Alfonso Andrade Lago
Alfonso Andrade CRÓNICAS

A CORUÑA

CESAR QUIAN

18 ago 2018 . Actualizado a las 05:00 h.

Endurecer el castigo. Es decir, aumentar la cuantía de las multas. Quizá sea la primera idea que pasa por la cabeza de los incontables coruñeses que sufren los grafitis en sus comercios, portales, garajes o simplemente en el patrimonio público cuando se plantean cómo poner fin al caos de las pintadas en la ciudad más afectada de Galicia por este problema. Como la sanción máxima recogida por la actual ordenanza de limpieza es de 750 euros, subir las multas parece de una lógica irrefutable.

Sin embargo, tal vez no sea la única clave de este asunto. Creo que lo primero que habría que plantear sobre el vandalismo de los picassos del espray es por qué si cada ejercicio gastamos en esta ciudad miles y miles de euros públicos en regenerar unos diez mil metros cuadrados de pared, el Ayuntamiento coruñés solo abre expediente a 46 grafiteros en un año (2017). La acción del gobierno local es homeopática en una ciudad que da vergüenza verla, con elementos patrimoniales como el convento de San Francisco que estuvieron al menos un año y medio esperando a que nuestros munícipes eliminasen las firmas de sus muros y sillares.

Mientras no haya un interés real por resolver este problema, pocos resultados se pueden esperar. Y desde luego no lo hay cuando los pliegos de la ordenanza de limpieza que prepara el ejecutivo -aún modificables- reducen de cuatro a uno los operarios destinados a borrar grafitis.

¿Qué más se puede hacer para luchar contra esta lacra? Algunas localidades -Carballo, sin ir más lejos- han obtenido buenos resultados de la habilitación de espacios específicos para pintadas. Y parece lógico que funcione.
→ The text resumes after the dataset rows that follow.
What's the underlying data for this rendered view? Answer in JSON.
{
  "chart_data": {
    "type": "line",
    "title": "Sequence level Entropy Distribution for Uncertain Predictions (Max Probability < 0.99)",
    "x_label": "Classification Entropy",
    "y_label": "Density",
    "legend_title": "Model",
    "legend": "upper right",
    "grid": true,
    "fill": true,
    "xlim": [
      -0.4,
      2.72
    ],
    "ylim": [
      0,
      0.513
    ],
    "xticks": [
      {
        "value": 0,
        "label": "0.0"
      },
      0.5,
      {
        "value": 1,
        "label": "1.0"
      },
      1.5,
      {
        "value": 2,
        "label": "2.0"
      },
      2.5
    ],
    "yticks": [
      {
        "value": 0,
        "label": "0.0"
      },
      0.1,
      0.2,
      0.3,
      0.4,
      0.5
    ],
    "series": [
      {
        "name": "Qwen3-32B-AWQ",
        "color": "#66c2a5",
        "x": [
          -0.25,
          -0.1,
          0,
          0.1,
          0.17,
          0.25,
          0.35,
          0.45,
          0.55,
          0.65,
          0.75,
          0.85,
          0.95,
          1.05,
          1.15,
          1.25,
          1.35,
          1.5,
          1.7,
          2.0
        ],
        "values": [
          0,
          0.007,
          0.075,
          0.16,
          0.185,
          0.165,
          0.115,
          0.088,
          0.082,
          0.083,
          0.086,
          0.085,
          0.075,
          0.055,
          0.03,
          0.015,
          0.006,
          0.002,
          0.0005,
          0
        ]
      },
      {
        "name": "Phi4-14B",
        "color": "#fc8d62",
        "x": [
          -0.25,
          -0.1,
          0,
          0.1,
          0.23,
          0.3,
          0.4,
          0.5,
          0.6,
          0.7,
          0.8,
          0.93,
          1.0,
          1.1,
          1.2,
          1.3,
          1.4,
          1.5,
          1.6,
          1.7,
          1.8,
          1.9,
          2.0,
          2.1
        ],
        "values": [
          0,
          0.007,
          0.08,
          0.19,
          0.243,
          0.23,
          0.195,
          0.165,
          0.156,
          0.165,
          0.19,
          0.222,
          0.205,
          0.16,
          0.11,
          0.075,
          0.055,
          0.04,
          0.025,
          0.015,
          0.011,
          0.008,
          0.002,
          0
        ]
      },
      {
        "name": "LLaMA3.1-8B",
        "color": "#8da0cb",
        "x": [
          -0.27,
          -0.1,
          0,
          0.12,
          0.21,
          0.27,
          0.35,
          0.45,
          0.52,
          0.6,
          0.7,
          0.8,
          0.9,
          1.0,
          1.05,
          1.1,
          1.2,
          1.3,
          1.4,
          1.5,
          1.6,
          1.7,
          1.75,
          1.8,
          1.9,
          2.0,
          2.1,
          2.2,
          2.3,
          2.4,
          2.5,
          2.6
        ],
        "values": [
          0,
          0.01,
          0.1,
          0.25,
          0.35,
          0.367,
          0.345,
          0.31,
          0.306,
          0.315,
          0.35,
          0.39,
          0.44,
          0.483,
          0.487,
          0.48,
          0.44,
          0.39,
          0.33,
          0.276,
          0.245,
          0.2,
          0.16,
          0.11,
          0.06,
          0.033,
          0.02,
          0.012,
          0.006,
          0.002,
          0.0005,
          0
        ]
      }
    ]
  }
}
Desde que Cornbread en Filadelfia y Taki en Nueva York empezaron a escribir sus nombres por todos los muros y vagones de esas ciudades en 1965, grafiteros de todo el mundo han hecho lo imposible por ser los primeros en estampar su firma y su estilo en cada esquina. En España, el dudoso honor de la primicia corresponde a Muelle, que empezó a pasear su rúbrica por Madrid en 1977 y dejó el metro hecho un adefesio.

Para teóricos como Francisco Reyes, profesor de Dirección de Arte y Planificación Publicitaria en Medios Audiovisuales en la Universidad Complutense, lo que subyace bajo el impulso del grafitero es ego y narcisismo, el afán por llegar antes que nadie, pero también por imponer su estilo dentro de un marco muy competitivo. Y eso, por lo visto, funciona igual cuando se les ofrece la posibilidad de cambiar el portal o el garaje por un muro autorizado. Da resultado. Las experiencias previas invitan al optimismo, pero antes, claro, hace falta ponerse manos a la obra… desde la política.